M COMME MYTHOLOGIE (BELLA E PERDUTA)

On peut hésiter à considérer le dernier film de Pietro Marcello comme un documentaire. Du moins, ce qui est sûr, c’est qu’il ne s’agit pas d’un documentaire traditionnel, c’est-à-dire d’un documentaire au sens traditionnel du terme. Sommes-nous donc en présence d’un de ces films, considérés comme « modernes », qui abolissent l’opposition entre documentaire et fiction ? Pas vraiment non plus. Il y a bien dans Bella e Perduta des éléments documentaires mélangés avec des données fictives, le personnage de Polichinelle au premier chef. Mais on peut aussi dire que les données renvoyant au réel (le Palazzo Carditello, le vandalisme dont il est l’objet et l’entretien bénévole de Tommaso) sont traités sous la forme d’un récit qui pourrait très bien sortir tout droit de l’imaginaire de l’auteur du film. On peut donc considérer que la distinction entre fiction et documentaire n’a plus de sens pour Pietro Marcello, si du moins on entend ces deux termes dans leur acception la plus courante. En résulte une confusion qui ne peut que désorienter le spectateur, ce qui est loin d’être un défaut. Le travail critique peut alors consister à donner des points de repère, et la presse ne s’en est pas privée à la sortie du film, convoquant par exemple le « projet » initial du cinéaste vis-à-vis du Palazzio Carditello et de son singulier gardien-sauveteur, projet qui aurait été nécessairement modifié à la mort de ce dernier. Mais on peut aussi penser que ces éléments ne sont pas fondamentaux lorsqu’on voit le film et que de toute façon la majorité des spectateurs verront sans doute le film sans les connaître.

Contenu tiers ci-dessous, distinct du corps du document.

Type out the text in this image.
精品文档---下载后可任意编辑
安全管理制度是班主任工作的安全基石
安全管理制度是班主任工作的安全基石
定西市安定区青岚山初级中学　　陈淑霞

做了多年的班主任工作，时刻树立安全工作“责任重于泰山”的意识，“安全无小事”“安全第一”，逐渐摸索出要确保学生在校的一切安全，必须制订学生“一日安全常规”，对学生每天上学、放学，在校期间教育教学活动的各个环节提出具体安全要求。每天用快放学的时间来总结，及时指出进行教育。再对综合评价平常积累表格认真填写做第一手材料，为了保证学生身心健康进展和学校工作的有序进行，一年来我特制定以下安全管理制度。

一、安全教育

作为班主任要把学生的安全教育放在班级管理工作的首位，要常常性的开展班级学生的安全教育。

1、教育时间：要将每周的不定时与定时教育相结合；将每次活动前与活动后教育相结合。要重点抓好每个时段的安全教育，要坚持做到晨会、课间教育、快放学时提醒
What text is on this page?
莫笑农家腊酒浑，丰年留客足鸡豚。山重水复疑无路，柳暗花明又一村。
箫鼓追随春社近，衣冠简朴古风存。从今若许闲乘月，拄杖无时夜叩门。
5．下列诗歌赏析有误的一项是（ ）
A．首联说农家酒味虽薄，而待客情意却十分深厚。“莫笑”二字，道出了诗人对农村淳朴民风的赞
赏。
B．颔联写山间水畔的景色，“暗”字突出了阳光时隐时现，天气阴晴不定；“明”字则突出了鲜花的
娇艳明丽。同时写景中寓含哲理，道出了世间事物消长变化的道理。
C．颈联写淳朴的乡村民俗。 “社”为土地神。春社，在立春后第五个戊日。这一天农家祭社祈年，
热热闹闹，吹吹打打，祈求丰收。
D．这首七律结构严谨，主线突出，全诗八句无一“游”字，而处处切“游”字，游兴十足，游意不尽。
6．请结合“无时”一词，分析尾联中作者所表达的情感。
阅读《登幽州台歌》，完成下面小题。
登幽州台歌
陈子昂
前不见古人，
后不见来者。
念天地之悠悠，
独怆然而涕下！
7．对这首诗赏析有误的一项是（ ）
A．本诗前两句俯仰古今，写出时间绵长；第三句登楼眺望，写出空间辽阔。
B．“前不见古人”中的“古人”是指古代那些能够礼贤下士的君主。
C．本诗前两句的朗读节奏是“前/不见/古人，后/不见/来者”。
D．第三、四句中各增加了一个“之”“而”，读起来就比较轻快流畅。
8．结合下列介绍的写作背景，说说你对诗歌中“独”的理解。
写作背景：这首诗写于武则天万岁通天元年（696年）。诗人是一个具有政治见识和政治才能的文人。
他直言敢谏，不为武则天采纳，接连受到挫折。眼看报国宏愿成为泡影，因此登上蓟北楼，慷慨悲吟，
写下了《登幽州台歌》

         Essayons donc de voir le film avec un regard le plus « naïf » possible, sans information préalable et de se laisser aller à la magie qu’il renferme dès les premiers plans. Ce spectateur idéal (en existe-t-il encore beaucoup ?) ne peut manquer de remarquer deux éléments émergents dans le foisonnement des images : le château  et la nécessité de sa sauvegarde  d’une part et la vie du bufflon Sarchiapone de l’autre, ces deux lignes filmiques trouvant leur rencontre dans le personnage de Tommaso (un individu réel) dans un premier temps et de Polichinelle (un personnage fictif s’il en est) par la suite, dans la plus grande partie du film d’ailleurs.

         Au niveau visuel, le film propose deux images dominantes. En premier lieu, l’image de Polichinelle, caractérisée par l’opposition du blanc des vêtements et du noir du masque. La dimension narrative est alors concrétisée par le moment où Polichinelle enlève son masque pour devenir un homme comme les autres. On voit bien ic alors comment l’imaginaire peut constituer une dimension autonome tout en s’enchevêtrant avec la prise en compte du réel.

         La deuxième image récurrente du film est celle de bufflon, dont il est répété à plusieurs reprises qu’il n’a pas la chance d’être une femelle qui, elle au moins, donne du lait. Le bufflon (personnalisé en Sarchiapone) est filmé dès sa naissance, et nous suivons, bien que ce ne soit pas toujours dans un ordre strictement chronologique, les différentes étapes de sa vie, depuis son élevage au biberon jusqu’à son âge adulte. La scène où il refuse un long moment à monter dans la bétaillère qui doit le conduire on image facilement où (séquence qui donne d’ailleurs tout son sens à la sorte de labyrinthe filmé dans l’incipit du film) donne toute sa dimension à cet animal filmé très souvent en gros plans, cadrages qui coupent court à toute tentation de rapprocher le film du genre animalier. Deux plans sont alors caractéristiques de la dimension magique du bufflon, celui où il se vautre littéralement dans un champ de hautes herbes fleuries et celui où il gambade dans cette même herbe poursuivi par un berger impuissant à le rattraper.

         Au niveau des images, on doit quand même ajouter les plans sur le château, plans en nombre restreint toute fois et qui ne semblent constituer que le contexte historique du film. Polichinelle et le bufflon suffisent eux à donner au film sa dimension de documentaire mythologique.

Bella e Perduta, film de Pietro Marcello, Italie, 87 minutes.